Animal Studies, Genetics, Molecular/Cellular, Neurobiology, Pharmacology/Drug Development

Neuropathic Pain

2023 Jun 08

Nat Neurosci


Editor's Pick

Oxycodone withdrawal induces HDAC1/HDAC2-dependent transcriptional maladaptations in the reward pathway in a mouse model of peripheral nerve injury.

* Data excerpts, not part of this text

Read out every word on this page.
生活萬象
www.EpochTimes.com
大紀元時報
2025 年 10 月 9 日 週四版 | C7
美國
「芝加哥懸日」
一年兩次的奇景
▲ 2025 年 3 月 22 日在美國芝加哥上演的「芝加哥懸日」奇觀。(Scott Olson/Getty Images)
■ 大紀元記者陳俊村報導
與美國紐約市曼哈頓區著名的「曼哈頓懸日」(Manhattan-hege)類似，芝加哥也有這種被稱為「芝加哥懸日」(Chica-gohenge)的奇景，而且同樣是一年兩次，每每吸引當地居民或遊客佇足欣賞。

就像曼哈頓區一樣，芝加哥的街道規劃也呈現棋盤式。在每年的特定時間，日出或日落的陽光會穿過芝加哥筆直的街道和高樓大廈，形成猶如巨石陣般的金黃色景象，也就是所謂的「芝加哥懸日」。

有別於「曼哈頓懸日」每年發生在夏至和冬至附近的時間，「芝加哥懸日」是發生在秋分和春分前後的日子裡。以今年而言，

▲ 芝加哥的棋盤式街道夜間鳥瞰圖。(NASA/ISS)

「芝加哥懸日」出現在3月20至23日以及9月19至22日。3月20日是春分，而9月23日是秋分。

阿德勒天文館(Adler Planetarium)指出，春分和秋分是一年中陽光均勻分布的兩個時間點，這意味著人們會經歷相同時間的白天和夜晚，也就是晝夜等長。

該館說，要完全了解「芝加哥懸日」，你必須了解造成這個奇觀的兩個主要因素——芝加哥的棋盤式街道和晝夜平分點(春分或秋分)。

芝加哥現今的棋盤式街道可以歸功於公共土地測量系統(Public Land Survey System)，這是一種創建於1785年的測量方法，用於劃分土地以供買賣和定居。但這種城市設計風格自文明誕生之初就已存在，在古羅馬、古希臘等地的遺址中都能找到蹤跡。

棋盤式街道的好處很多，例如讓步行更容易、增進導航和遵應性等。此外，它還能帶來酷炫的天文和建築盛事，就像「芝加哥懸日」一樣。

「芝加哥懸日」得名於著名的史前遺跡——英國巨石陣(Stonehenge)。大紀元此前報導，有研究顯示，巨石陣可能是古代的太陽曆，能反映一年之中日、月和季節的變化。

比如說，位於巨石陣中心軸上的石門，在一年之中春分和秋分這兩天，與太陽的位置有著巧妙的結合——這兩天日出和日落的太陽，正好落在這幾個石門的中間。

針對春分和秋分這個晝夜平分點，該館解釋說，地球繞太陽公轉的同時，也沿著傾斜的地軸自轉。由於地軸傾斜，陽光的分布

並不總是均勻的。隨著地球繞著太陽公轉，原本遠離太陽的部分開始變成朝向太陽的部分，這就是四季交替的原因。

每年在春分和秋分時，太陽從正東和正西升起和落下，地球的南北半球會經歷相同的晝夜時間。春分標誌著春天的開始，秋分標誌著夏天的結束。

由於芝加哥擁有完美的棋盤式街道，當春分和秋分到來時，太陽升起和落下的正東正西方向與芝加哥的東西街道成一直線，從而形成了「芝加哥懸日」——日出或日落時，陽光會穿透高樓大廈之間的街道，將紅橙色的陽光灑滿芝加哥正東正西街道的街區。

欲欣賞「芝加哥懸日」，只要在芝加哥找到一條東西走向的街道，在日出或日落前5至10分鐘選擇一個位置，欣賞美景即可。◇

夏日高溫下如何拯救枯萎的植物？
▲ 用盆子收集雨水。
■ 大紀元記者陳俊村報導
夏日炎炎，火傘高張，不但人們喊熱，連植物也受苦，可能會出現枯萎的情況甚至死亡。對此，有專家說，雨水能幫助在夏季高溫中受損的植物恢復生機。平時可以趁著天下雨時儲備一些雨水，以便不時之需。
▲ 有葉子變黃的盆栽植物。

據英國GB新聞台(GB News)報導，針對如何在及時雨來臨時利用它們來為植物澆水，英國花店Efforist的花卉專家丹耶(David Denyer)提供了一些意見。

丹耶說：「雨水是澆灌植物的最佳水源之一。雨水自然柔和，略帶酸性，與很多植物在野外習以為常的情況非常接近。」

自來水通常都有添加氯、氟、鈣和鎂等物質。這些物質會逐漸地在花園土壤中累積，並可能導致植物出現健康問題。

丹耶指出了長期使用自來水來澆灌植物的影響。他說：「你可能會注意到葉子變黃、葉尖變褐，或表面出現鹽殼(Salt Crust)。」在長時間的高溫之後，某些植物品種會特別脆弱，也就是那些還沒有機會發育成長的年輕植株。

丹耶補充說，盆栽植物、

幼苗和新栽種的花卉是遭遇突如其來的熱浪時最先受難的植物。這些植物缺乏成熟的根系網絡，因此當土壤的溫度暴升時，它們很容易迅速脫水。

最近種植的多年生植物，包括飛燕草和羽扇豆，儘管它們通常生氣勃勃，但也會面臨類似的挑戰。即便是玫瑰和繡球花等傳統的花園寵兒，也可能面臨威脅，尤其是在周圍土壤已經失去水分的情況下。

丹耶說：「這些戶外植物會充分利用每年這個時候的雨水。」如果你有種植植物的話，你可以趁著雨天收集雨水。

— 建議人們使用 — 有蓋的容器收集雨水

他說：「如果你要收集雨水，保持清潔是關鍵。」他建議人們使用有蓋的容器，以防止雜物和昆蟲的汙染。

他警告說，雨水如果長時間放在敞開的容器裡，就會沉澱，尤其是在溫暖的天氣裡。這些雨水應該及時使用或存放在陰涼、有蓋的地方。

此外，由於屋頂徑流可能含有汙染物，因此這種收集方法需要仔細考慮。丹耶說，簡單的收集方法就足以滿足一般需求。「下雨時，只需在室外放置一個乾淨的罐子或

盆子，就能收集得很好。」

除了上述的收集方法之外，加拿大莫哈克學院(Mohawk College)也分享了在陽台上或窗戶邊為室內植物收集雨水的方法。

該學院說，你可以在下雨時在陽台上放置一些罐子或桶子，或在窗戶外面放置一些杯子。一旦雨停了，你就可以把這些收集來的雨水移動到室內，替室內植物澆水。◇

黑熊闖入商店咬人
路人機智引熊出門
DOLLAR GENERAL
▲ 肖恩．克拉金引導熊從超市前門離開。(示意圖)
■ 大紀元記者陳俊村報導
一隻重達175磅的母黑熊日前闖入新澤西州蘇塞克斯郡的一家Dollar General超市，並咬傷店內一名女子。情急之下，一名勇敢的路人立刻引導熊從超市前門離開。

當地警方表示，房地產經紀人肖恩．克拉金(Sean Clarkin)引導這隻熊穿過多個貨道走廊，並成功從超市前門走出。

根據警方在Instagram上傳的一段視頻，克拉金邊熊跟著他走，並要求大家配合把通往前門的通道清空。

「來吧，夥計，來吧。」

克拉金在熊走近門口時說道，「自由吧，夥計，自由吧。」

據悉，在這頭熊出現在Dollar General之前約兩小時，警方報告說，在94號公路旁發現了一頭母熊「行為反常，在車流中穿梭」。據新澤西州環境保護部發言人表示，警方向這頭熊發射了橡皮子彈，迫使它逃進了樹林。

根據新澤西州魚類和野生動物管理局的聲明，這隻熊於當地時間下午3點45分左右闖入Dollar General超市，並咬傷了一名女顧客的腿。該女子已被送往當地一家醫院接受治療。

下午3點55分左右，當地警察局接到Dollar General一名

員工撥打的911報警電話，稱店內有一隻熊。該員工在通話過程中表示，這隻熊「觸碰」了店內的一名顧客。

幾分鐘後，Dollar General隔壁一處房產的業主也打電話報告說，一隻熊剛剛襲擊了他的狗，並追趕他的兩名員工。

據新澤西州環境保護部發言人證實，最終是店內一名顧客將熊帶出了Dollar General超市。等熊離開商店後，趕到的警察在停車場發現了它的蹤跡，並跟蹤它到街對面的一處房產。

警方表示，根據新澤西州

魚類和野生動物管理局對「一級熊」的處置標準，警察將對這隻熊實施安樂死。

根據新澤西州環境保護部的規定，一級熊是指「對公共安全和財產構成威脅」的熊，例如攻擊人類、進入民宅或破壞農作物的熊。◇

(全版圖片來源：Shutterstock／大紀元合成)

Pryce KD, Serafini RA, Ramakrishnan A, Nicolais A, Giosan IM, Polizu C, Torres-Berrío A, Vuppala S, Kronman H, Ruiz A, Gaspari S, Peña CJ, Sakloth F, Mitsi V, van Duzer J, Mazitschek R, Jarpe M, Shen L, Nestler EJ, Zachariou V


The development of physical dependence and addiction disorders due to misuse of opioid analgesics is a major concern with pain therapeutics. We developed a mouse model of oxycodone exposure and subsequent withdrawal in the presence or absence of chronic neuropathic pain. Oxycodone withdrawal alone triggered robust gene expression adaptations in the nucleus accumbens, medial prefrontal cortex and ventral tegmental area, with numerous genes and pathways selectively affected by oxycodone withdrawal in mice with peripheral nerve injury. Pathway analysis predicted that histone deacetylase (HDAC) 1 is a top upstream regulator in opioid withdrawal in nucleus accumbens and medial prefrontal cortex. The novel HDAC1/HDAC2 inhibitor, Regenacy Brain Class I HDAC Inhibitor (RBC1HI), attenuated behavioral manifestations of oxycodone withdrawal, especially in mice with neuropathic pain. These findings suggest that inhibition of HDAC1/HDAC2 may provide an avenue for patients with chronic pain who are dependent on opioids to transition to non-opioid analgesics.